Passiflora arborea is a species of passion flower found in Colombia, Ecuador and Panama. Passiflora arborea is a freestanding tree that can grow to be 50 feet tall. They germinate anywhere from an elevation of 1400 – 2000 ft. The tree's leaves grow to be 1 to 1½ feet long. It is native to Colombia, is rarely seen in cultivation, and is one of two species of Passiflora that is not widely distributed throughout the country.

== Pests and diseases ==
On the rare occurrence that P. arborea is cultivated outside of its natural habitat as a greenhouse culture it can be vulnerable to some damaging pests. Some examples include mealy bugs (Pseudococcidae spp.), aphids (aphidoidea), Western flower thrips (Frankiniella occidentalis) and scale insects (Coccoidea spp.). A similar pest that is shared and favours cultivated Passiflora species are glasshouse spider mites (Tetranychus urticae).
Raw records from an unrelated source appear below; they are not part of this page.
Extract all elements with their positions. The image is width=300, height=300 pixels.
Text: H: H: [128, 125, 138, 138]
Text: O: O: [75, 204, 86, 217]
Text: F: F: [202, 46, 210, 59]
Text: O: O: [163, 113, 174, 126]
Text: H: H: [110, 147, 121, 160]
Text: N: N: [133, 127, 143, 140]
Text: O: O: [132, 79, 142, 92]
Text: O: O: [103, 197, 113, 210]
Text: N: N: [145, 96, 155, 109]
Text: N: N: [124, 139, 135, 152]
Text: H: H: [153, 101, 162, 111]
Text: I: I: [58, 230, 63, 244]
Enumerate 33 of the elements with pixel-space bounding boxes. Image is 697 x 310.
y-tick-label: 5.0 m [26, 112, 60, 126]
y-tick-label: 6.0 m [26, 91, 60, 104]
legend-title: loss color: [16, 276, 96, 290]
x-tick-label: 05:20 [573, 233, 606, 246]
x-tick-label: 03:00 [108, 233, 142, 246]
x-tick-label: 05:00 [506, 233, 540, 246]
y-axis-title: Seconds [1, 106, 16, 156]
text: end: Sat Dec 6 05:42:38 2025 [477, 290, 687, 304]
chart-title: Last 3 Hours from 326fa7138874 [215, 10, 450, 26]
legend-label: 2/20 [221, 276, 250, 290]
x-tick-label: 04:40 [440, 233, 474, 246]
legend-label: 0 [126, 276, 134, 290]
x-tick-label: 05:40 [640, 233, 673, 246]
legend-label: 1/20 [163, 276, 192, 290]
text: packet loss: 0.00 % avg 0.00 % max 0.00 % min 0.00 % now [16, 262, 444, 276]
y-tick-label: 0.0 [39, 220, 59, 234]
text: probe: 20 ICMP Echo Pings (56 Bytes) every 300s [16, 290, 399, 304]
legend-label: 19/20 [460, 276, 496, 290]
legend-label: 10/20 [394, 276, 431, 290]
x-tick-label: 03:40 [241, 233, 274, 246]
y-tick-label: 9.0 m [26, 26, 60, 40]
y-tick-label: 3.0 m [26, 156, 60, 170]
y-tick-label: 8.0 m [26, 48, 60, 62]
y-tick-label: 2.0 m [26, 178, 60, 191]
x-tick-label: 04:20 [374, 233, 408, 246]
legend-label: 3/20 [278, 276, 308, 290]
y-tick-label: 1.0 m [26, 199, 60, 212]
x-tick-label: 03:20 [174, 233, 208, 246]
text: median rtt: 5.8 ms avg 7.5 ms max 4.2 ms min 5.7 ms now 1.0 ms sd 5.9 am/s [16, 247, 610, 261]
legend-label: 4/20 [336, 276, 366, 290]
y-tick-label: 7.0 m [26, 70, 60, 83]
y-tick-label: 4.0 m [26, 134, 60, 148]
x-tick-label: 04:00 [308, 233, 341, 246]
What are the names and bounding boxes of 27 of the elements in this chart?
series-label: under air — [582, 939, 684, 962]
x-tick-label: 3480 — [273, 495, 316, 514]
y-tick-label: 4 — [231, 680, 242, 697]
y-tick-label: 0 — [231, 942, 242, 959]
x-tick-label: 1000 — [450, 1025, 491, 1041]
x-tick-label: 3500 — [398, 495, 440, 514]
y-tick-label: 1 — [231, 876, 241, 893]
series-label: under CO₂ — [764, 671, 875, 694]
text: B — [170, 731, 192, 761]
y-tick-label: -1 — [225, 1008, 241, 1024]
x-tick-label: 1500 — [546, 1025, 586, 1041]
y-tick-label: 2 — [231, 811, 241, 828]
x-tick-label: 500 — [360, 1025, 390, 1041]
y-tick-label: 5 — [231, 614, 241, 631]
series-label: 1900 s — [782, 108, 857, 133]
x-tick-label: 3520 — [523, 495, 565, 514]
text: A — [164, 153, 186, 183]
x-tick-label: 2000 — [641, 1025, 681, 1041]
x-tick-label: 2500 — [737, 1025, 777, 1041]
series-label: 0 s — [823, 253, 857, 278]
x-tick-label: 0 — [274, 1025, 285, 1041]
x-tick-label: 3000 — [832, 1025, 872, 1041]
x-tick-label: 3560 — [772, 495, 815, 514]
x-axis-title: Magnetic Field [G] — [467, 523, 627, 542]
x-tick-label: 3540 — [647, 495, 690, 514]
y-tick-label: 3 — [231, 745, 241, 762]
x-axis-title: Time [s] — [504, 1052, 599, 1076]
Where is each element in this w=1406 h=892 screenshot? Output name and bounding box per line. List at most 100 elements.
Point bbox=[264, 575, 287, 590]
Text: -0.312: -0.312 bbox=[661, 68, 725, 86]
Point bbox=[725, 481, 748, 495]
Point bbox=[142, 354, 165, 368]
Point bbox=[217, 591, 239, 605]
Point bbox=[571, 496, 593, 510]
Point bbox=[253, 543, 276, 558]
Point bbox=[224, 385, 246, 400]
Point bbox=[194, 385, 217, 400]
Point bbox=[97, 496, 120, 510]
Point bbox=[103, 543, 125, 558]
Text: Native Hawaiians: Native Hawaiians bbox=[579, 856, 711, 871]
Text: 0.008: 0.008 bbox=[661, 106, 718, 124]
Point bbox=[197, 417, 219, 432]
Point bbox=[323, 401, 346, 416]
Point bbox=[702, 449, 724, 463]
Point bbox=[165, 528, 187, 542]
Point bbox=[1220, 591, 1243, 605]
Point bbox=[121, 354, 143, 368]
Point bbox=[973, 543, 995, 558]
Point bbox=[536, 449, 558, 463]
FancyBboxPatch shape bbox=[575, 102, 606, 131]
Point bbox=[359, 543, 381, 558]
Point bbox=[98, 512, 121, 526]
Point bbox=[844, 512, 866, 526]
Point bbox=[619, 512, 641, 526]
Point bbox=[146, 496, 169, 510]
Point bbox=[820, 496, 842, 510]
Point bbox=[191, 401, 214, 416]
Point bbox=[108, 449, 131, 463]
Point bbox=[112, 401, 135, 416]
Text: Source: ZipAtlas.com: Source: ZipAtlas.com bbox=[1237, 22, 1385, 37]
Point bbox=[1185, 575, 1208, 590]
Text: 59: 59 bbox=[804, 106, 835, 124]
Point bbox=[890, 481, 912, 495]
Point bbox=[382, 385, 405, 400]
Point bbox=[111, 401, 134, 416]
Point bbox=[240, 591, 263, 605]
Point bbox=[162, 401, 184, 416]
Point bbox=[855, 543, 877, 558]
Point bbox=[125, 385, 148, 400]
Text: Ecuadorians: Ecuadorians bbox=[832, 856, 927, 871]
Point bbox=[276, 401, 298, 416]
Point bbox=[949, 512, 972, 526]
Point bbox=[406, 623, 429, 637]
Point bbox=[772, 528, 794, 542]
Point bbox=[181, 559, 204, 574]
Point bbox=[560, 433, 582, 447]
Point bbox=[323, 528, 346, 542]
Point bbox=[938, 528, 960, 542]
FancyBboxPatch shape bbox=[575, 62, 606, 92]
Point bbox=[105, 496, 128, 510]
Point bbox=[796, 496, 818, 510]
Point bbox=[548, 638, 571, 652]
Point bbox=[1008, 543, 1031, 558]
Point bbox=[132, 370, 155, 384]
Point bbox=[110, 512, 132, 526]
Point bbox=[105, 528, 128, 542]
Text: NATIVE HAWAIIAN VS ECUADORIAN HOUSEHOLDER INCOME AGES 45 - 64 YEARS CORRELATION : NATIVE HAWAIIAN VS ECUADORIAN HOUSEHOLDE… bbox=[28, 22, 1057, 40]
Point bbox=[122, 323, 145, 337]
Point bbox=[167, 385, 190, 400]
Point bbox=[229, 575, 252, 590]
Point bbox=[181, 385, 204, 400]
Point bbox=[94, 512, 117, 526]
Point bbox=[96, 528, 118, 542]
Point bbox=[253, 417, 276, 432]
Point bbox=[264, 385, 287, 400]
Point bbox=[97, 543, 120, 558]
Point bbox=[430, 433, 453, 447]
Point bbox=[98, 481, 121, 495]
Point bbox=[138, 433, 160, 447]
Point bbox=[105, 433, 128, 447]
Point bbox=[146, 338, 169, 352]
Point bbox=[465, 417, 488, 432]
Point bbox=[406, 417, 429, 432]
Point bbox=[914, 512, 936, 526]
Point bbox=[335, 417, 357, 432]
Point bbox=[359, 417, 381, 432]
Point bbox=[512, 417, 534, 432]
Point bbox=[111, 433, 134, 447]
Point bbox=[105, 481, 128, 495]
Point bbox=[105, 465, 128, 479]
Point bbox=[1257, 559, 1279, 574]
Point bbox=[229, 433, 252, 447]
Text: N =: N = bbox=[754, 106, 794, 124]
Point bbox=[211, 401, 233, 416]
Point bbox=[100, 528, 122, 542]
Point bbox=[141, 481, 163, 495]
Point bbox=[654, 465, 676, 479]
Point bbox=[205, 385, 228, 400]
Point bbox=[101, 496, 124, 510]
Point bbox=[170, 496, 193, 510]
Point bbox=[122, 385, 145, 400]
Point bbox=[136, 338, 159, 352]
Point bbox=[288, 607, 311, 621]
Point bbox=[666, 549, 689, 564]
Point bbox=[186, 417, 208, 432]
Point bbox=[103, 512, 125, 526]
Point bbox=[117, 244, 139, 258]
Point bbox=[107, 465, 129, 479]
Fungal diseases are not a big problem for these plants under greenhouse conditions, but on occasion, some plants can be affected by powdery mildew (order: Erysiphales). These issues can be caused by watering stress.

Unsightly pest damage can remain on the plant until a new flush of growth appears. If left unchecked, the damage and be permanent resulting in the loss of the plant. Leaf damage in these plants can occur under greenhouse conditions involving the exposure of new growing leaves to unfavourable temperature conditions. When newly emerging growth is exposed to a sudden temperature drop during spring, the leaves will have less chlorophyll around the leaf margins and have a white appearance.

Most cases of pest infestation in cultivated plants can be traced back to a poor growing environment or incorrect potting height. Both of these factors have the potential to weaken the plant and make it more prone to infestation and unable to properly recover.